I recently had an outing on the Avon at Monkton with my old pairs partner from university days. It was amazing to be rowing with John again after a gap of nearly forty years and it set me thinking about the two Avons we'd rowed on, the illusory nature of time and how 'nothing is ever for nothing' as they say.
John and I attended rival rowing schools at Kingston upon Thames and had then rowed under Kingston R.C. colours before being thrown together as undergraduates at Warwick at the start of the second year of that university's existence. Whilst friends from our school VIIIs had gone on to earn Blues, Purples and Palatines, we were stranded, or so it seemed, in something of a rowing wilderness in deepest Warwickshire.
In our first year at Warwick, we organised transport twice a week to go and row at Stratford-on-Avon, but we received a less than warm reception from the 'old guard' there, who were hostile to the idea of undergraduates using anything but the most dilapidated of the club's equipment. Accordingly, John and I determined to found a separate university club. Canoeing down the Avon from Leamington Spa, I discovered an unexpected, private stretch of river extending some three miles from the weir at Warwick Castle down to the weir at Barford. Deep, broad in places and with some good, straight reaches - it was the answer to our prayers! Next, we set about discovering who owned the water and how and where to site a boathouse and raft. Fortunately, half the stretch turned out to be owned by a friend of the university who persuaded the other riparian owner, Lord Warwick, to allow us to row over the whole stretch. We were also given land with vehicular access and river frontage for £1 a year peppercorn rent. Lastly, we persuaded the university to dismantle and relocate a redundant builders' shed from the original university construction site and to construct a raft.

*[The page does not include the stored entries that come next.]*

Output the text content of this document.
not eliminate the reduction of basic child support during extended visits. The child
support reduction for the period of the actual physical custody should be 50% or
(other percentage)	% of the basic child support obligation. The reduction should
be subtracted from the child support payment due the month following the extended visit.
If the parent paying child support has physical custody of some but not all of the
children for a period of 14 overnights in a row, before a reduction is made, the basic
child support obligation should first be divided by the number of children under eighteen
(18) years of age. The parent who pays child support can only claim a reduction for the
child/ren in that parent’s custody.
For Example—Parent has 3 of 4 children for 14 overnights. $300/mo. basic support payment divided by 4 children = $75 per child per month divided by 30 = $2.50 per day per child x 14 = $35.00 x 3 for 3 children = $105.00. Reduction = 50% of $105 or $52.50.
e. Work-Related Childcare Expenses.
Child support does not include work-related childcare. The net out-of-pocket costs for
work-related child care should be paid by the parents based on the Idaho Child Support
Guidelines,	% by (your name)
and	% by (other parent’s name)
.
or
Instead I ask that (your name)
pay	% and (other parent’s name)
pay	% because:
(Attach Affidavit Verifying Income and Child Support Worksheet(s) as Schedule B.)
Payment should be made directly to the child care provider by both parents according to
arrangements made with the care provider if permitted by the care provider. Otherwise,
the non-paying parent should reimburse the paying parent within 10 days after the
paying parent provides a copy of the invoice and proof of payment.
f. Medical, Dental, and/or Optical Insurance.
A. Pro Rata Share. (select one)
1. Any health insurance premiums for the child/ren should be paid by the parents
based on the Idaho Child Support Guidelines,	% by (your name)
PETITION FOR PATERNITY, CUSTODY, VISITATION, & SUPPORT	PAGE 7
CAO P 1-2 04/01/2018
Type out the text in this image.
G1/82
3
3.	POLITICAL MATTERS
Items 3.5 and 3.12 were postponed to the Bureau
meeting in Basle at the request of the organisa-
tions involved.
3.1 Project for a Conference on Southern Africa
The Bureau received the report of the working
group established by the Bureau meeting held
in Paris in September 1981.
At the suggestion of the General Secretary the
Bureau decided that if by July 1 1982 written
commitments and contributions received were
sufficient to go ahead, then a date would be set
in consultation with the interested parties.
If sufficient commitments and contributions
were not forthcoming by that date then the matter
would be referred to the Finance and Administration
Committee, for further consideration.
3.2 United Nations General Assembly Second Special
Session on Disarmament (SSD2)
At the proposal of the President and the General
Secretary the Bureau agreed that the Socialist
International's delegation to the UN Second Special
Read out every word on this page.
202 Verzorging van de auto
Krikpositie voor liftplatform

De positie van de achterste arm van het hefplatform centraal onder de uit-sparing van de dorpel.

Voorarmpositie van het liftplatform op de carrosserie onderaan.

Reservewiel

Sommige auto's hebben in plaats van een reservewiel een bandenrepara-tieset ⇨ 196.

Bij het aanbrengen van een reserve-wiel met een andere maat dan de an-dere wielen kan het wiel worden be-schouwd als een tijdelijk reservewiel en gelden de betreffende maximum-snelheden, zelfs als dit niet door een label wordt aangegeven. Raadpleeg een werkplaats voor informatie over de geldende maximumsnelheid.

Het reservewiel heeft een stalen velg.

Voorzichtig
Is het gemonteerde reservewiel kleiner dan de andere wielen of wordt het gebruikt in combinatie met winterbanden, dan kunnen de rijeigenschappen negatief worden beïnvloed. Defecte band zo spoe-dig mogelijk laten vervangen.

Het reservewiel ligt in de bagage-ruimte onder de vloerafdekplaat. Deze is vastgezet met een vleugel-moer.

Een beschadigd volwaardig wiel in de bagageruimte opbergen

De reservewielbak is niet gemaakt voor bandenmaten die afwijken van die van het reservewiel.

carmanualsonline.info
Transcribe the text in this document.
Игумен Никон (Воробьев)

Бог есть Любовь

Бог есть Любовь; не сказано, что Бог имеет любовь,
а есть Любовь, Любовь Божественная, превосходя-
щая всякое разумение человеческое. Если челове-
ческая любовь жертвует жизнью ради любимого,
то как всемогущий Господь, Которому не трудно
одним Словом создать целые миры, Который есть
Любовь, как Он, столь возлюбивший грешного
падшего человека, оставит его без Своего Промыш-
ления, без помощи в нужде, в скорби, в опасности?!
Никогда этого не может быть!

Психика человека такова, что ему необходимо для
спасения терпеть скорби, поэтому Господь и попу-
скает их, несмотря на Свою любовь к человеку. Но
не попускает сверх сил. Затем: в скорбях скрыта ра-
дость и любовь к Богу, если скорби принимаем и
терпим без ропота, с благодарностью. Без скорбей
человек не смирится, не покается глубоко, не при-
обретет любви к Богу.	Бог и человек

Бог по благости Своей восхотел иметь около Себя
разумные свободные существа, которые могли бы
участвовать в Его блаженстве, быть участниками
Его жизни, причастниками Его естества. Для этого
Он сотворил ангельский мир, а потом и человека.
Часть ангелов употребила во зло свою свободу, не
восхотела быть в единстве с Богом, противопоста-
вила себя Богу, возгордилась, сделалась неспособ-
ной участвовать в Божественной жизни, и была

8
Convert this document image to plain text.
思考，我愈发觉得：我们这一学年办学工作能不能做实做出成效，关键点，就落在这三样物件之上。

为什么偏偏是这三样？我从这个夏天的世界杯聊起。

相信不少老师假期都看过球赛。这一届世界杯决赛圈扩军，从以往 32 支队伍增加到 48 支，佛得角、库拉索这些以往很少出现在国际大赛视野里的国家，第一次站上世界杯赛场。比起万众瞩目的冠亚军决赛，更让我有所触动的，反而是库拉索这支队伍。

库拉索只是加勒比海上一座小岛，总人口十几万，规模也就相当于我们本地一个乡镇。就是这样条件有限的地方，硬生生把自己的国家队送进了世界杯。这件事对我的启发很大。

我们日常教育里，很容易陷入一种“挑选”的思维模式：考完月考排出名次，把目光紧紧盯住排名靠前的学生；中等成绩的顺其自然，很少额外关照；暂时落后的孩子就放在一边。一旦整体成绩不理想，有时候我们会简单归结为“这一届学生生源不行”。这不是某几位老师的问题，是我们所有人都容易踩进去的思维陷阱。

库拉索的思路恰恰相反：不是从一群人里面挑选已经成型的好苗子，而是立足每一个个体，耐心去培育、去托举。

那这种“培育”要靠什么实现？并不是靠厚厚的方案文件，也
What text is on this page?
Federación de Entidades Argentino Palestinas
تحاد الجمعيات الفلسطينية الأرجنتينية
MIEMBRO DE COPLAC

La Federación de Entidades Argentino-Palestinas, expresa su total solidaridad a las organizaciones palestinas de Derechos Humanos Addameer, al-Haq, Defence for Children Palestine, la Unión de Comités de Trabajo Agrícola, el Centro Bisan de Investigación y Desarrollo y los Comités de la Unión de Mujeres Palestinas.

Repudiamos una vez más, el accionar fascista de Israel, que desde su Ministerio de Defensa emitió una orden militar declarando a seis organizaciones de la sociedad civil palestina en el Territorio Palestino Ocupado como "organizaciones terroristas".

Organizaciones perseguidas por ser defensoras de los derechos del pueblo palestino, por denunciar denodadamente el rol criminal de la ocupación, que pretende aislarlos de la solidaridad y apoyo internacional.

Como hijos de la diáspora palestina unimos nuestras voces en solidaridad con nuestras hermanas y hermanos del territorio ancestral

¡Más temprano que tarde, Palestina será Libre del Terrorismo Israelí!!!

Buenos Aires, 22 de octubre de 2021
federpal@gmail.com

Our first competitive crew was a senior coxless IV stroked by Old Radleian, Diegan Morris whose parents lived near Wallingford. Diegan's brothers were Culain and fellow Old Radleian, Sean Morris (Oxford blue boat '63 and '65). I coached Culain's son, Jeremy in the '94 MCSBC 1st VIII and through the good offices of Sean we were put in touch with the Captain of Wallingford R.C. - incredibly, none other than Monkton's own Carl Purchase - who kindly let us have two old clinker IVs to start off the novices at Warwick. Moving closer still in time, James Nickless (whom I coached in the '96 MCSBC 1st VIII) went from Monkton to Warwick where he rowed in a successful university 1st VIII ...
Little did I realise forty years ago what a chain of events was being set off on two Avons. Thanks John, it was great to get out on the (albeit a different) Avon again and may both rivers continue to be homes to oarsmen and oarswomen for many years to come.